First, there is something different about addiction, the disease (in contradistinction to addiction the sociologic phenomenon). What friend Varqanir alludes to is habituation and tolerance, not addiction whereby behavior is changed, judgment is suspended, reasoned choices are obliterated. It may be the case that among the susceptible, drugs alter the brain’s wiring. Among a population of drug-using folks, a fraction will become addicts, and do not make reasoned choices about their own safety, leave alone the safety and well-being of others.

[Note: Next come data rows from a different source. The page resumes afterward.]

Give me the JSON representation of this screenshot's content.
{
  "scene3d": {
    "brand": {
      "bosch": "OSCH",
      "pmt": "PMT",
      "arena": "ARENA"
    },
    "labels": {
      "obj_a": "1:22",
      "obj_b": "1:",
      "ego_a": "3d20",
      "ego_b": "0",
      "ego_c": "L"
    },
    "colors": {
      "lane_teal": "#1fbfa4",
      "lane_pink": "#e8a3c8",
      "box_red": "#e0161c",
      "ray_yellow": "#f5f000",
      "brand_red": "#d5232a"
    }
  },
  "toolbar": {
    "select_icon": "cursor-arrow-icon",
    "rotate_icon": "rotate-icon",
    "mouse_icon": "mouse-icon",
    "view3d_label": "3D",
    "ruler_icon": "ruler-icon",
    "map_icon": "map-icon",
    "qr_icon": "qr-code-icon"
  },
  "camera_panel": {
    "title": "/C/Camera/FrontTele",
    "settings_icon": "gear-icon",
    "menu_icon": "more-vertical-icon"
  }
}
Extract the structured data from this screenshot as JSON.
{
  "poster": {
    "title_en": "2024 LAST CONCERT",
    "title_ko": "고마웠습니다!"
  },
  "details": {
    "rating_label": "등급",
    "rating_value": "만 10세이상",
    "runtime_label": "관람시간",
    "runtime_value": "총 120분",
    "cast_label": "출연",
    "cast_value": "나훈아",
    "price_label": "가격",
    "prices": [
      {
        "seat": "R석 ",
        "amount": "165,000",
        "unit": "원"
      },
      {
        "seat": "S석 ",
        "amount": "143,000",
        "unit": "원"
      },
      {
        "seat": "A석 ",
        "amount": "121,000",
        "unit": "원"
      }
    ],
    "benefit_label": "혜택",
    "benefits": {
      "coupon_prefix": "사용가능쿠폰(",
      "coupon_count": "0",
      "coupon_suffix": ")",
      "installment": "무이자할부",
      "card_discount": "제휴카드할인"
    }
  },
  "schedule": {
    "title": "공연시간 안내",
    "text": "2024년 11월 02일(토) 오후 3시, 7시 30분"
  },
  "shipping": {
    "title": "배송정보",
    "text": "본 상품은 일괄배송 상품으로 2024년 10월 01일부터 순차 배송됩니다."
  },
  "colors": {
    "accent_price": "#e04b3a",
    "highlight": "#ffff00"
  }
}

(An anecdote: at San Quentin, doctors would use cocaine-soaked pledgets to anesthetize the noses of inmates getting surgery. Inmates were then retrieving from the contaminated trash the used pledgets-soaked with blood, pus, HIV–and extracted them to shoot up. This is not, dear friends, something malignant in The System, or a universal mind set of the incarcerated. It is the nature of addiction. Even when on maintenance, an addict will want more, and will find the means, reasoned or violent or larcenous, to achieve more.)
Second, if addicts are not responsible in making their choices, are drug abusers responsible alone for their bodies and health, absolving the public of the consequences?
I invite any reader to observe a suburban ER over a weekend to know the consequences of drugs/alcohol and “poor choices.” (Oh, how I hate that term.) An ER will devote time, labor,resources, money–that would otherwise be better spent–for these social atoms, and the health system has no choice. It must serve those who wear no motorcycle helmets, as well as their unwitting victims. It must serve as well Lifty, if he chooses to shoot up and arrives in the ER brain dead. (Insofar as that is not a contradiction in terms.)
So, on the one hand, the addict–distinct from the drug user–by definition cannot make responsible choices, and on the other hand, the drug user cannot be abandoned by Society as “having made his own choice”–someone pays.
Ain’t no absolute winners in this discussion.